Do Treat Them Like One of Your Friends
One of the easiest traps to fall into at the beginning of a relationship is being too formal and polite with the other person. If you’re dating a debutante that might be okay, but most people are pretty casual in their everyday lives. To the best of your ability, treat your new partner like another one of your friends. Joke around, poke fun at them, laugh like an idiot. You are never more yourself than you are with your closest friends and you definitely want the person you are dating to know the real you, so relax.
Don’t Overlook Red Flags
Another risk that goes along with falling into obsession is that you might choose to overlook some serious negative qualities in another person just so you can continue with your new relationship mood boost. Don’t let this happen. If you notice the other person has a temper, that they are jealous, or if they are sincerely superficial in the first stages of a relationship, that stuff will only get worse with time. Try to pay attention to who you are dating.
Do Talk About the Future
If your goal is to be with someone for a long time, they should know your long term plan. Do you want to travel after school? Do you plan to move across the country at some point? If your life-plan poses problems for the long-term prospects of your relationship it is only fair to let the other person know. That doesn’t mean you can’t have fun and see what happens, but you need to be honest about your ambition.

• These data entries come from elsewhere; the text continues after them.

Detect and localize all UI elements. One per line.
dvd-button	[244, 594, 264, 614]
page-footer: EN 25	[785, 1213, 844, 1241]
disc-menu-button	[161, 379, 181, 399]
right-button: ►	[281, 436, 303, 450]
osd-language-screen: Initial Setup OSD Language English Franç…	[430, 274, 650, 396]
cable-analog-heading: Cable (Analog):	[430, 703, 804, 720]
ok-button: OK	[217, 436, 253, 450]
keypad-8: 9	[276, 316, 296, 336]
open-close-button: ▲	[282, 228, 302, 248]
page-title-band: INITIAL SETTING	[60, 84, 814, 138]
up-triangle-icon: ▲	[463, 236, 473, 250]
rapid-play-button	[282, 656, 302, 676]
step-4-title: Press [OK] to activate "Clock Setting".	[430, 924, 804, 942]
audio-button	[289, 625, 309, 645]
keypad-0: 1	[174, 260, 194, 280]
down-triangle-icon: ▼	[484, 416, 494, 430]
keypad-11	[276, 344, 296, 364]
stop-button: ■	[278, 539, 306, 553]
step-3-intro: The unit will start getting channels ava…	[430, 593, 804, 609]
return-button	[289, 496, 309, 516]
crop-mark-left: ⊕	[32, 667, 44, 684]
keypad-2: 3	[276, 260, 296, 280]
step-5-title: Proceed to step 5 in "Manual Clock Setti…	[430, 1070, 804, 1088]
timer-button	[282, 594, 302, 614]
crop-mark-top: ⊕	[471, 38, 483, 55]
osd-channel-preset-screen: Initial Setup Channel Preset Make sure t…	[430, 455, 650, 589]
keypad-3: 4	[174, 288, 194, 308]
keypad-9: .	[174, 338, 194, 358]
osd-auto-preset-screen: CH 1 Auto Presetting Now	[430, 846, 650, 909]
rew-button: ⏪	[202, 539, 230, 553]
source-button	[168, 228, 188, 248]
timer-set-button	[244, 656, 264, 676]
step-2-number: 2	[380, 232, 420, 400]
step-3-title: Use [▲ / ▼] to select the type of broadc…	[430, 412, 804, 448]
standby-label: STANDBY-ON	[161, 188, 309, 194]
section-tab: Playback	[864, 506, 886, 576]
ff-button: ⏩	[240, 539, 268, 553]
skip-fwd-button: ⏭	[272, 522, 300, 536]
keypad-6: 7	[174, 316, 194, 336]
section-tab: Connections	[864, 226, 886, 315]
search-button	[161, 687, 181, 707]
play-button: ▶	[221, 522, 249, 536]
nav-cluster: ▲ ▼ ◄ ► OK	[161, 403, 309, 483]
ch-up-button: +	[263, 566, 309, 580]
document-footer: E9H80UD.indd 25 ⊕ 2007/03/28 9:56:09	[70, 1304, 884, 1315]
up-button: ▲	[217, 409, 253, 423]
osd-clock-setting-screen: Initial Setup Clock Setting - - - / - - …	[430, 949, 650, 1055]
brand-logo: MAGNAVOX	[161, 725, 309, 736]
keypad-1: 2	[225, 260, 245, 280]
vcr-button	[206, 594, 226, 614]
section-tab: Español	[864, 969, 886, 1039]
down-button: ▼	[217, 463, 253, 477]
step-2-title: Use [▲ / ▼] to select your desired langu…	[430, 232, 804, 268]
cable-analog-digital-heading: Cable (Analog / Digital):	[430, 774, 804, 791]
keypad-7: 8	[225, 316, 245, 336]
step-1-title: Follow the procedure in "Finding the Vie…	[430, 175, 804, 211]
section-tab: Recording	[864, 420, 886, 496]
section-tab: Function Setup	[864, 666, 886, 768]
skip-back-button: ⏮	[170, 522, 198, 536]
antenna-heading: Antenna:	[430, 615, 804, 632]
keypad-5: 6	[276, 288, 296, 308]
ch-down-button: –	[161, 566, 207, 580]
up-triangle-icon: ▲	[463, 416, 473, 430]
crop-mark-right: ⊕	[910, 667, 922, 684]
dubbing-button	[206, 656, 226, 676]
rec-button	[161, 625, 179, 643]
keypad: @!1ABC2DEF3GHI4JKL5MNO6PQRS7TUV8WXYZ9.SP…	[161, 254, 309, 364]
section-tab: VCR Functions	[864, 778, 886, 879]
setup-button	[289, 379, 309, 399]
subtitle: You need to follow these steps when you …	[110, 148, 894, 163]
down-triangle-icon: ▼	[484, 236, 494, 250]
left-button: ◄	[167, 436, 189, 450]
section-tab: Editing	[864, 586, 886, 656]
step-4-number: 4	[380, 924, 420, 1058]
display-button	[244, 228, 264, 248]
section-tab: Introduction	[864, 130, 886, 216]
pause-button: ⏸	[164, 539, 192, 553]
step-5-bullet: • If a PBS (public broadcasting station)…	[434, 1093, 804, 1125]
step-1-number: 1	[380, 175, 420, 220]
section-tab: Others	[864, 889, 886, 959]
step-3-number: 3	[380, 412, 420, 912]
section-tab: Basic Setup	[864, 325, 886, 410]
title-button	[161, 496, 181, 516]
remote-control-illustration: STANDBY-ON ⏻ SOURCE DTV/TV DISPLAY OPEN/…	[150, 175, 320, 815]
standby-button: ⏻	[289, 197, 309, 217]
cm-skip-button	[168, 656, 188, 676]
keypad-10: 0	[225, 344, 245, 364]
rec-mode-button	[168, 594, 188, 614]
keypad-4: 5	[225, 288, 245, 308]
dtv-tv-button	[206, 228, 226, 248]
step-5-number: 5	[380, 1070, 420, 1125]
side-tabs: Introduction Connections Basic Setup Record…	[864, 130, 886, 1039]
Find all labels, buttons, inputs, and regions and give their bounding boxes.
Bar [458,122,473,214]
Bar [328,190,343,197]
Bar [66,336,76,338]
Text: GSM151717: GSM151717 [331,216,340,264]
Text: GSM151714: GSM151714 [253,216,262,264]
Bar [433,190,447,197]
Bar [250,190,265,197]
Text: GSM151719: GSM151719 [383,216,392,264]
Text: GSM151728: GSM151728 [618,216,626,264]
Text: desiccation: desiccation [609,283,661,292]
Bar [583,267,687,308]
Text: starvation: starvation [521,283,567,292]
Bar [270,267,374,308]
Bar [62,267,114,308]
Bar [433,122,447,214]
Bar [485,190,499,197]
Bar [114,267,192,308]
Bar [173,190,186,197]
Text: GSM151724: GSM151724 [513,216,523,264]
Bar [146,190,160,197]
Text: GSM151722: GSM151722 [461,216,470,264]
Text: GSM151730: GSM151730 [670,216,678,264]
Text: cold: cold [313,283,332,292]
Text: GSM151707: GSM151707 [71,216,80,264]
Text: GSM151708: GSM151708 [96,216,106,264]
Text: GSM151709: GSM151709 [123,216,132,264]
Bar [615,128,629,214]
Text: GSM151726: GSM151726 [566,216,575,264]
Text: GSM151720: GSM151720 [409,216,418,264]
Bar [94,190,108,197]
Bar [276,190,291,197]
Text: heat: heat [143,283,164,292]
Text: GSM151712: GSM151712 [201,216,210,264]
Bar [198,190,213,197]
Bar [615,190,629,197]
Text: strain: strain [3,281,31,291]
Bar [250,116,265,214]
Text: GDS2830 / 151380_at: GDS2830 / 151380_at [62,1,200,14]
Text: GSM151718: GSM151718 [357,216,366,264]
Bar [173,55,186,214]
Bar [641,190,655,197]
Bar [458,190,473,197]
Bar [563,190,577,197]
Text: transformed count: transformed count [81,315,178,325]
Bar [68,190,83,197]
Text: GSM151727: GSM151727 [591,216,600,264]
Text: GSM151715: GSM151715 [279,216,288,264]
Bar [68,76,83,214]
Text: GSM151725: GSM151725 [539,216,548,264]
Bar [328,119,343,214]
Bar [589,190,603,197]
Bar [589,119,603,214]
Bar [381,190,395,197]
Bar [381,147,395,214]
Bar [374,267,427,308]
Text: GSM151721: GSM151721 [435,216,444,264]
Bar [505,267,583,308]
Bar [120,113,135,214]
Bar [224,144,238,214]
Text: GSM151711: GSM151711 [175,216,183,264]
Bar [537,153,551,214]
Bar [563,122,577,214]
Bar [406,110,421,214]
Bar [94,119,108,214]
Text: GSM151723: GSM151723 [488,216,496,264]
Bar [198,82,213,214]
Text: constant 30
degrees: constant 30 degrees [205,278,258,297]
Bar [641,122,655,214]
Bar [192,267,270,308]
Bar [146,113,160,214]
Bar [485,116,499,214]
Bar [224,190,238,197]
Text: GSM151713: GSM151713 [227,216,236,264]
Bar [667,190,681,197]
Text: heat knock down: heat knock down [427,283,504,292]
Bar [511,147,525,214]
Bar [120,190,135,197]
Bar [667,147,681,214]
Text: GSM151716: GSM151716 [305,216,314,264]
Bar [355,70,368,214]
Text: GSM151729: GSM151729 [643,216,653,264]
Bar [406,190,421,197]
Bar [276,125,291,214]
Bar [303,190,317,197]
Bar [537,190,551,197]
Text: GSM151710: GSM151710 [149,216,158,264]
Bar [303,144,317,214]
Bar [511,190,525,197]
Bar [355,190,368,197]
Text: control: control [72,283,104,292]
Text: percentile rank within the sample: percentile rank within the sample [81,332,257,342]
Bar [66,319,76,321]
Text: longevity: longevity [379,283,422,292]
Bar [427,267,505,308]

Don’t Start Planning the Wedding
It is important not to get carried away with talking about the future. If your plan is to settle down, have kids, and live happily ever after then say so, but don’t make it seem like you want to get started immediately. It is okay to say “Yeah, I’d like to have my own family someday.” It is not okay to bring a baby naming book to a second date.
There are plenty of other common sense rules to consider at you start a new relationship, but use these 6 to get you on the right track. Just remember to have fun and be yourself.